煎茶に日本酒たらすと……鮮やかな桃色に! 画像 煎茶に日本酒たらすと……鮮やかな桃色に!

インバウンド・地域活性

 
 埼玉県日高市の茶農家、吉野道隆さん(40)は今月中にも、日本酒で割るとピンク色に変わる煎茶「紫貴婦人(むらさききふじん)」を発売する。お酒を飲めない人もユズなどかんきつ類の果汁を加えれば、ピンク色のフレーバーティーとして味わえる。吉野さんは「見た目がおしゃれな新しい茶の楽しみ方になる」と提案する。

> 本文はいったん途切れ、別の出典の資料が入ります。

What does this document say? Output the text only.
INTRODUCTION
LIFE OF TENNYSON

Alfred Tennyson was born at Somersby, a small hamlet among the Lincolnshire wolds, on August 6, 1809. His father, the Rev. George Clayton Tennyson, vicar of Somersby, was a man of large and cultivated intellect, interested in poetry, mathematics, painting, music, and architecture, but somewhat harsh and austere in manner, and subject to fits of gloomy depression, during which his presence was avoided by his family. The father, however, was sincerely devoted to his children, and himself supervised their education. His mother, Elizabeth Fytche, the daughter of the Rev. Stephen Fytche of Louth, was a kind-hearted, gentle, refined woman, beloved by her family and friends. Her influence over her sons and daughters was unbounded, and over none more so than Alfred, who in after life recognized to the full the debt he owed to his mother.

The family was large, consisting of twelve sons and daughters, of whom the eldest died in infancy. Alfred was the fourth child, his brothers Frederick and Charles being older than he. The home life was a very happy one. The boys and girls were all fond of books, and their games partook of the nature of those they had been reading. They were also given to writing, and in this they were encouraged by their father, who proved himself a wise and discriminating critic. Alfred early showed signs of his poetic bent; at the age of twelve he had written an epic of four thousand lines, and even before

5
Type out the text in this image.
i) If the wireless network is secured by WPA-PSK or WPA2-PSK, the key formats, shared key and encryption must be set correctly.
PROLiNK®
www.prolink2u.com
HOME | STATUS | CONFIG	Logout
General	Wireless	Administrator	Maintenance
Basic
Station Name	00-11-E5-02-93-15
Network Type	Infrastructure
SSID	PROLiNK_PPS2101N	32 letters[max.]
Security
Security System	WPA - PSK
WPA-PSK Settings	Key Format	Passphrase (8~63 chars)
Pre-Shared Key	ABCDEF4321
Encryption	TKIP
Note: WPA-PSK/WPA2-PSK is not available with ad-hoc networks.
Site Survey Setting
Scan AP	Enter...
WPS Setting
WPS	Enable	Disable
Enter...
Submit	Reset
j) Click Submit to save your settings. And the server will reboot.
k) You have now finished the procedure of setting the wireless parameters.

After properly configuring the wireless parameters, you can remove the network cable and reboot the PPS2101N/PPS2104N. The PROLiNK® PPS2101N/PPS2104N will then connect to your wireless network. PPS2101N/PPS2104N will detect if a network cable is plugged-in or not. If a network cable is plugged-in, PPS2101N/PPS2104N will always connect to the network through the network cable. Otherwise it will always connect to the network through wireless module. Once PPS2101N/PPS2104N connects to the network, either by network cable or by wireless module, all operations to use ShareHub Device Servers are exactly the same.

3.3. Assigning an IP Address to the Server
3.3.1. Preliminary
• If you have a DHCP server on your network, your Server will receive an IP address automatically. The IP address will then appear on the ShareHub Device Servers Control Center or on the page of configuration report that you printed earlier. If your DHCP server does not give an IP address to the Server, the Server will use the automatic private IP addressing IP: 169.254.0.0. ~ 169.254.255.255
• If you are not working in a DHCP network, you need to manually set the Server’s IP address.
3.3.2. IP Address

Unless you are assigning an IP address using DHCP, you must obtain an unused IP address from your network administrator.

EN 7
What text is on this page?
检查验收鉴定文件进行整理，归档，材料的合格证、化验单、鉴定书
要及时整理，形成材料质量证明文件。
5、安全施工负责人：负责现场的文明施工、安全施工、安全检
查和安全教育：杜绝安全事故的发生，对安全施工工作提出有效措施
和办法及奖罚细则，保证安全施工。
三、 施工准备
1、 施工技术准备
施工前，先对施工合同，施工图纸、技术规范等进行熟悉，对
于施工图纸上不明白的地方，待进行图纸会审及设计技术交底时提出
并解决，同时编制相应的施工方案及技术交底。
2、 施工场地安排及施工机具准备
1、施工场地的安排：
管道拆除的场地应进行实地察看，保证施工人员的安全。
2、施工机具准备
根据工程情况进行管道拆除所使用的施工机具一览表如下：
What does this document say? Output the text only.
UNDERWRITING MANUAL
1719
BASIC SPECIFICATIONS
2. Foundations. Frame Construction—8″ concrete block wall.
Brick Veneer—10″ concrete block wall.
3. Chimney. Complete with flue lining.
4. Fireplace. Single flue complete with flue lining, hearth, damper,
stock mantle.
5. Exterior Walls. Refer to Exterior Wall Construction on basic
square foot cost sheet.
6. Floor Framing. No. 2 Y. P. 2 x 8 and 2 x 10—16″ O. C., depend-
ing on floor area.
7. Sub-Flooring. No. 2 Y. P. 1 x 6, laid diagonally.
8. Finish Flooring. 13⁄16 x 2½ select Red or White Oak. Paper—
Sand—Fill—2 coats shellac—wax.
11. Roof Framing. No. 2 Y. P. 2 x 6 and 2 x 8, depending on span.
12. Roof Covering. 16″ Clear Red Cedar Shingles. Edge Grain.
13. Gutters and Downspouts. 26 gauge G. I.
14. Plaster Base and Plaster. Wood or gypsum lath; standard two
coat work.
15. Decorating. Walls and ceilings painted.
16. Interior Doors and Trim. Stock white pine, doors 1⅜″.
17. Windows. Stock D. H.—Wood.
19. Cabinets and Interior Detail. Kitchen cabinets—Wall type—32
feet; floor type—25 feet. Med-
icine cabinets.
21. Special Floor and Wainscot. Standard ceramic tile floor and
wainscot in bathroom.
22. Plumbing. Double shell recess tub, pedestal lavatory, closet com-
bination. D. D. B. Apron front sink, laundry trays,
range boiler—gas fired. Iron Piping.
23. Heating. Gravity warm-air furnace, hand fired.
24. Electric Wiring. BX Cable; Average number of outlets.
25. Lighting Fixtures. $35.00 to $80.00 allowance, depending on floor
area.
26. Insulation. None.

 新芽が黒紫色をした在来種の茶で、20年ほど前に県の試験場から入手した。ただ、煎茶にすると、水色がきれいな黄緑や緑色にならないため、販売方法を模索していた。ヒントになったのは2、3年前、茶に日本酒をこぼし、たちまちピンク色に変わったことだという。

 この茶は通常よりも色素成分アントシアニンが多く、これが日本酒の酸性に反応した。以来、色の変わる茶として製茶方法などを試行錯誤し、商品化にこぎつけた。「紫貴婦人」は30グラム入り1620円で販売する。

 農研機構・野菜茶業研究所の根角厚司上席研究員は「緑色の茶が主力の中、珍しい水色の茶を打ち出すのも、消費の裾野を広げるためには必要だ」と評価する。